Diaporama des dégâts près de l’appartement d’Igor et l’usine attenante à Hostomel par 20 Minutes

Une tasse d’eau de pluie pour se doucher

Pris entre deux feux, les réfugiés du sous-sol d’Hostomel ont dû apprendre à survivre dans des conditions particulièrement précaires. « Il n’y avait plus d’électricité, plus de chauffage, plus d’eau courante », énumère Igor. Le gardien se glisse sur le flanc du petit immeuble. « Voici la douche », rit-il en montrant le sol boueux. « On tendait une bâche pour se cacher un peu et on utilisait une tasse d’eau de pluie », mime-t-il précipitamment avant d’expliquer : « il fallait être rapide ». Pour faire face aux coupures d’eau, les habitants avaient habilement installé des bacs afin de récupérer l’eau de pluie ou la neige. Ils utilisaient aussi quelques fois un générateur pour pomper l’eau du puits. « On mettait cette eau dans le bac des toilettes pour pouvoir tirer la chasse », explique Igor.

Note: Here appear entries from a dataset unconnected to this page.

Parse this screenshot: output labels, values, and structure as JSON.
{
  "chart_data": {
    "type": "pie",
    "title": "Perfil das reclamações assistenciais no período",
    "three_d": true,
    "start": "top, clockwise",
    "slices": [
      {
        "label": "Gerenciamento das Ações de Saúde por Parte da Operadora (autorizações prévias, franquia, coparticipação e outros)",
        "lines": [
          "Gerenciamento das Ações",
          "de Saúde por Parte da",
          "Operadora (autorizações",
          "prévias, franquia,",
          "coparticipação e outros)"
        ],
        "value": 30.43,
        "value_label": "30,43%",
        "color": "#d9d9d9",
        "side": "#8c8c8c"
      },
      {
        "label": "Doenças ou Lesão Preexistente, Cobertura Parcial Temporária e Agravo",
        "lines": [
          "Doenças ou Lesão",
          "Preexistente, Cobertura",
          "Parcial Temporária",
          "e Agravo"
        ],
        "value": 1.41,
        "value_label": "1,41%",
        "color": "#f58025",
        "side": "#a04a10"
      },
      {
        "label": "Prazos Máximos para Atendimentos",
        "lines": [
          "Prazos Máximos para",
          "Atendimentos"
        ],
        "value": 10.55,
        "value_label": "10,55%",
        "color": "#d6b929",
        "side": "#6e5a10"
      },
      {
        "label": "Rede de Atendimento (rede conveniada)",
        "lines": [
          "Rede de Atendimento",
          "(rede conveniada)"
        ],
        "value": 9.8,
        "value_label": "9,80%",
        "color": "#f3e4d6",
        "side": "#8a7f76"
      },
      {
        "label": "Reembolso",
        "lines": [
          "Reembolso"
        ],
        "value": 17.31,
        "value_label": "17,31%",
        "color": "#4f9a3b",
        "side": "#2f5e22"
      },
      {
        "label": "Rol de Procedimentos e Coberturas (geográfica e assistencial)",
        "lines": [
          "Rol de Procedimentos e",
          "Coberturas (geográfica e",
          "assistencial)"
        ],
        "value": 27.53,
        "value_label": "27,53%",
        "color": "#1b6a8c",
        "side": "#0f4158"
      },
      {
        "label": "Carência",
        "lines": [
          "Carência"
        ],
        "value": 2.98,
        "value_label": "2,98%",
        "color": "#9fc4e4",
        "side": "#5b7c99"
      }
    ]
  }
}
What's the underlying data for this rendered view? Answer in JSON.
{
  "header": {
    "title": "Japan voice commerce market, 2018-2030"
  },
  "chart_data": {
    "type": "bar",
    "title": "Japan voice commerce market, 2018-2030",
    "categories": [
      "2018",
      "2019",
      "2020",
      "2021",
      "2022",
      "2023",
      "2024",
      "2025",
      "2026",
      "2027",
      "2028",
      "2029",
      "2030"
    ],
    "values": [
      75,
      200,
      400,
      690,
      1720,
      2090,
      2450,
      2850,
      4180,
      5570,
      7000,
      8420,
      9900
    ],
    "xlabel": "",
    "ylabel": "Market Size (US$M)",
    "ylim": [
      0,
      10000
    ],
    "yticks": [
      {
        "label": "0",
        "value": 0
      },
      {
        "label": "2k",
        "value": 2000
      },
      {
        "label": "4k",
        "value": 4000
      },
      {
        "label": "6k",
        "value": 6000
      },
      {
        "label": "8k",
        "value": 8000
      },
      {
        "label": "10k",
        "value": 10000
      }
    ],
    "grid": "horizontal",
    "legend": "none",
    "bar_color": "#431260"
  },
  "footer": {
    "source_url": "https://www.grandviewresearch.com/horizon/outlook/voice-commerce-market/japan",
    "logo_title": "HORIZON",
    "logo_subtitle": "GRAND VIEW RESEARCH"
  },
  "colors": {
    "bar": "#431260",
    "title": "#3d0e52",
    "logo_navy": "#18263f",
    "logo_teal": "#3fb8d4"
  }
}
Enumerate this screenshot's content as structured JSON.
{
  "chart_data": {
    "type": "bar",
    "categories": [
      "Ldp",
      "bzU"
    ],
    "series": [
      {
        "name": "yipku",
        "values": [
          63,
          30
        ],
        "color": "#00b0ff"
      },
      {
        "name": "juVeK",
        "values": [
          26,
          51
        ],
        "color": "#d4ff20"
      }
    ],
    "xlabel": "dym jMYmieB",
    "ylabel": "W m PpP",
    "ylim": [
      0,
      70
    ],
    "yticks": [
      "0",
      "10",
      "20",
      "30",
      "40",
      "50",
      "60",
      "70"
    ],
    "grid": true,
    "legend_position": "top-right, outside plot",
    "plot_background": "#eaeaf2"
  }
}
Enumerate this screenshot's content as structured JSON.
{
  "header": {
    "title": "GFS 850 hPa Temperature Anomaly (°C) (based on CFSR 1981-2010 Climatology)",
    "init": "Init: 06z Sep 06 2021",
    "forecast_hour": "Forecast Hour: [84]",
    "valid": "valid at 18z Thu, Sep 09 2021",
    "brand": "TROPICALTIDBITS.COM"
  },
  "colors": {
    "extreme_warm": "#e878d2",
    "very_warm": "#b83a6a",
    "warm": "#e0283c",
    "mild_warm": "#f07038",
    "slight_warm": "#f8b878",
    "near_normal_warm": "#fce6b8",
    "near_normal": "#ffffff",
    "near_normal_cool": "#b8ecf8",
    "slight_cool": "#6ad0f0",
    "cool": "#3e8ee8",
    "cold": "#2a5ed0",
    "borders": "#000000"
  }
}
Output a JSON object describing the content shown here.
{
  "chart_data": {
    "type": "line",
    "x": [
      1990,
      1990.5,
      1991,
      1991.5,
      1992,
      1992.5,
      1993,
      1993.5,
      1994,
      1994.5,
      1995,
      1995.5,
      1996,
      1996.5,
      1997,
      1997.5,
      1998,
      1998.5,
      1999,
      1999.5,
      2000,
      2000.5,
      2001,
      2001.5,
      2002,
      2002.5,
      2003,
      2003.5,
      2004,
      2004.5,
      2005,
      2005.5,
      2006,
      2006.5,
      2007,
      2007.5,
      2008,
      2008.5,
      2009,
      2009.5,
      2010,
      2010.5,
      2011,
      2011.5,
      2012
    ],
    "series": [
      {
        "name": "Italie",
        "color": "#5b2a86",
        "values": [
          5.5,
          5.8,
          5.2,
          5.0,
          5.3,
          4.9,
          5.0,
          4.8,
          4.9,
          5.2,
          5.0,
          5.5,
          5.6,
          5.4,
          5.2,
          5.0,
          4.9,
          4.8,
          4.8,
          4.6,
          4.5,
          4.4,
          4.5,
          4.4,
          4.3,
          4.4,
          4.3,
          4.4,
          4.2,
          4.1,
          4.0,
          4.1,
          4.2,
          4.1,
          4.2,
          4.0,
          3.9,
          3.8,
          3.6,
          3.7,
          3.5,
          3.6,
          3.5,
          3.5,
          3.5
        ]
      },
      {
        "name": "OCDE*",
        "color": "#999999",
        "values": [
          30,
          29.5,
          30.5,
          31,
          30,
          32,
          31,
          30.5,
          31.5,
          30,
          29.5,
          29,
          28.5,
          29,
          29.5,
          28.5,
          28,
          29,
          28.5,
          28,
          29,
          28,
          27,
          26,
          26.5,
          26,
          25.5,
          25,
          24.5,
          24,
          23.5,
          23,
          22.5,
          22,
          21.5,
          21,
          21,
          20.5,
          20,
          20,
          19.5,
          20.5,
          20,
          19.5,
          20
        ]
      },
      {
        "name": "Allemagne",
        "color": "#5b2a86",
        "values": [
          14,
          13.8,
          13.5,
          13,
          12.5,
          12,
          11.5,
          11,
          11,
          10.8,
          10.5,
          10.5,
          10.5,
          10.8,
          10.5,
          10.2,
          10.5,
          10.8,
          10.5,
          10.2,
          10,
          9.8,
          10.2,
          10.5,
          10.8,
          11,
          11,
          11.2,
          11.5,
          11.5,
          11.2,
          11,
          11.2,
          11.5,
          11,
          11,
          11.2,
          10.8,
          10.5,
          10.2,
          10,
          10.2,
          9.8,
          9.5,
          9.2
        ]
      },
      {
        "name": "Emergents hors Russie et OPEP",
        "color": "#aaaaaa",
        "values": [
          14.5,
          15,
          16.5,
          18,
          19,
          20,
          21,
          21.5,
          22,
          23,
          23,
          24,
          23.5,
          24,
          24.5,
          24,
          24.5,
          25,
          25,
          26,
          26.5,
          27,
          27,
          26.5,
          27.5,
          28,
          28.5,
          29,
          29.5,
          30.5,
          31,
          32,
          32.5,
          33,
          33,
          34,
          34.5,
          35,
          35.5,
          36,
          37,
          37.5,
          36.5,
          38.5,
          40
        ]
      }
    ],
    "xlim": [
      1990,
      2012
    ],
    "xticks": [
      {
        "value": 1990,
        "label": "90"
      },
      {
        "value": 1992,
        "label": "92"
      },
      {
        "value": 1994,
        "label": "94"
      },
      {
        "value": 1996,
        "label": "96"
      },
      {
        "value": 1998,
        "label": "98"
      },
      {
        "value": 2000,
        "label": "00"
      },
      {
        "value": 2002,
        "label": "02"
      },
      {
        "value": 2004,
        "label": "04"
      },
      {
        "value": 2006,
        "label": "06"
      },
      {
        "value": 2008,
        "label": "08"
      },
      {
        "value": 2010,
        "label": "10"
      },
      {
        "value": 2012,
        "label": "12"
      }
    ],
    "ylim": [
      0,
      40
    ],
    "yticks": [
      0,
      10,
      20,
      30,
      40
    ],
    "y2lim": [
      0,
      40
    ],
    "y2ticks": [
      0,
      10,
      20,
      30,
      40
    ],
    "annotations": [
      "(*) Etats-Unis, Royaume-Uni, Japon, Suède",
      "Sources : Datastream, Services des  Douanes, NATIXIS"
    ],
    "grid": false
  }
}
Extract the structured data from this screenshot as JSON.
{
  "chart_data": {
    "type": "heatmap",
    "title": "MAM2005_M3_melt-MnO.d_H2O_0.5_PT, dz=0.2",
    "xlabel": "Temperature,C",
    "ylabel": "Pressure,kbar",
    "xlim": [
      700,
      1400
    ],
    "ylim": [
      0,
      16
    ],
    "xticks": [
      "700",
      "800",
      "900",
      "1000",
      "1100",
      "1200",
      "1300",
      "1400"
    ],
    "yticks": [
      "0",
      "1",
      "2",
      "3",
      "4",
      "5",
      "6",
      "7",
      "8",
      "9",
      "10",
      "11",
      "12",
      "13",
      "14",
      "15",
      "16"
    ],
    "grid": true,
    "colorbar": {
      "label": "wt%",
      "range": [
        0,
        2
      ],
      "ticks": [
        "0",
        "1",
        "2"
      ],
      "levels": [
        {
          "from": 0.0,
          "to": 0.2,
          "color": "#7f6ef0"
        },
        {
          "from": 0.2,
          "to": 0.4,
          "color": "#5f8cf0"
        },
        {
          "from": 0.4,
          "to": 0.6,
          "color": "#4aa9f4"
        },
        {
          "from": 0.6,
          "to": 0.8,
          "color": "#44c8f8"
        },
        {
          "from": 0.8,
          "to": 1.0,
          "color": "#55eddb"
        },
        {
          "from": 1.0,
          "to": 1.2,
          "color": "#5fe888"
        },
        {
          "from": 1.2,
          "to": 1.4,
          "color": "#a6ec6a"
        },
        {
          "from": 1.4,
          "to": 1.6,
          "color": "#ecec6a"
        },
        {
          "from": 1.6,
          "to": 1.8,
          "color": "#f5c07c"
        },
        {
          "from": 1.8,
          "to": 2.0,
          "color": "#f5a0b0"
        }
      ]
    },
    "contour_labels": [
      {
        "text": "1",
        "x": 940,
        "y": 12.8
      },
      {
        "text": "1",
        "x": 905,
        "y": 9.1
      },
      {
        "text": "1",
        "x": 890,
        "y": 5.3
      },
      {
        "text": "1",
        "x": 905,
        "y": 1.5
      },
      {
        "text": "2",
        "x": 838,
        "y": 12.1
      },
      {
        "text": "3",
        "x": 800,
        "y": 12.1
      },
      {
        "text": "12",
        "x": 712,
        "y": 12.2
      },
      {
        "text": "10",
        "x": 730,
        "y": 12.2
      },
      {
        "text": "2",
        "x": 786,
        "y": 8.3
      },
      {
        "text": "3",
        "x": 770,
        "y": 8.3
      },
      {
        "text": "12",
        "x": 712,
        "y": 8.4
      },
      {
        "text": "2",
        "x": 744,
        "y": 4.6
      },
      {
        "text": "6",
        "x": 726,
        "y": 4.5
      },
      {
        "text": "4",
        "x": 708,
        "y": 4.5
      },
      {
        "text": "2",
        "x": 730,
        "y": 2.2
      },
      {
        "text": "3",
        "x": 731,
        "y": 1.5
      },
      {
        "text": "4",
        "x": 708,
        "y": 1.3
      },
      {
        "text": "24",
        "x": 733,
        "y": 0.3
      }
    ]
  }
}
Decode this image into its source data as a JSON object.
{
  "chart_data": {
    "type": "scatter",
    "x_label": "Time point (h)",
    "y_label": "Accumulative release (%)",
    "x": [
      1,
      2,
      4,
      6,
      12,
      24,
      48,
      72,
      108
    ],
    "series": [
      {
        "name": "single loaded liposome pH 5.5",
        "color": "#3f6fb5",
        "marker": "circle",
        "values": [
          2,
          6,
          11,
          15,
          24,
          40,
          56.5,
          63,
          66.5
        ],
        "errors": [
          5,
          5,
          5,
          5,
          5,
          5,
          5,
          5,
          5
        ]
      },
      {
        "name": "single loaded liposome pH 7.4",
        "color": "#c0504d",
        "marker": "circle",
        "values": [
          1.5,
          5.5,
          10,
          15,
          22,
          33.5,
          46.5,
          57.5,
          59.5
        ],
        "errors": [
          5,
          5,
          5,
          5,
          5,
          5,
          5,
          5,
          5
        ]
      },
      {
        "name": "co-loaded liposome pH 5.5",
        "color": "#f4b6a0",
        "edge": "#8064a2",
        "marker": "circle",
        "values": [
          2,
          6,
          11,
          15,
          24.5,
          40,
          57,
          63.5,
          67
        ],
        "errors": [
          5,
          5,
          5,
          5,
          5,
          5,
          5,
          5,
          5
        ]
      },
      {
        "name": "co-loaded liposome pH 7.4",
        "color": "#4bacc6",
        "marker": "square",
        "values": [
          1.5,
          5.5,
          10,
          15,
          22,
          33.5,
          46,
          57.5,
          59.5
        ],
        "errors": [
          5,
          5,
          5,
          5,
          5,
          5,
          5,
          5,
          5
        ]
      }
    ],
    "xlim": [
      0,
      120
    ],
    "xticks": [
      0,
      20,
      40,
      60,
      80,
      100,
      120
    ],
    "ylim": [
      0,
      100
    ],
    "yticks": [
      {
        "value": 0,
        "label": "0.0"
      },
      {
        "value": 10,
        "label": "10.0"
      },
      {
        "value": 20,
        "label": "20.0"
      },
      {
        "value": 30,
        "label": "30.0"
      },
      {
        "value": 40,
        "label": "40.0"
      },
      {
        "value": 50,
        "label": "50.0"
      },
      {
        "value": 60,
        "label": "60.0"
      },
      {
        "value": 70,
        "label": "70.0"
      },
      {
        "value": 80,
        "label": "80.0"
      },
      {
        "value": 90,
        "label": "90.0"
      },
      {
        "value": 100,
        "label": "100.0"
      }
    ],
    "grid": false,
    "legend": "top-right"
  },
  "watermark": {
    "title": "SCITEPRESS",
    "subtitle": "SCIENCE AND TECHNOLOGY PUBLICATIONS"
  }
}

Sous l’immeuble, le sous-sol se déploie en plusieurs pièces, toutes carrelées. « Pendant l’occupation, nous n’avions qu’une petite lumière tremblotante dans ce couloir », se souvient Igor en parcourant les pièces, le dos droit. Quelques vestiges de la guerre n’ont pas encore été effacés : du verre brisé au sol après l’explosion d’une fenêtre, des impacts d’éclats après un bombardement, des marques sur les murs… Sans chauffage, le lieu était glacial. « Un jour, sous l’impact d’une frappe, une des portes s’est décalée. Après ça, le froid s’engouffrait encore plus », explique Igor en réajustant ses lunettes.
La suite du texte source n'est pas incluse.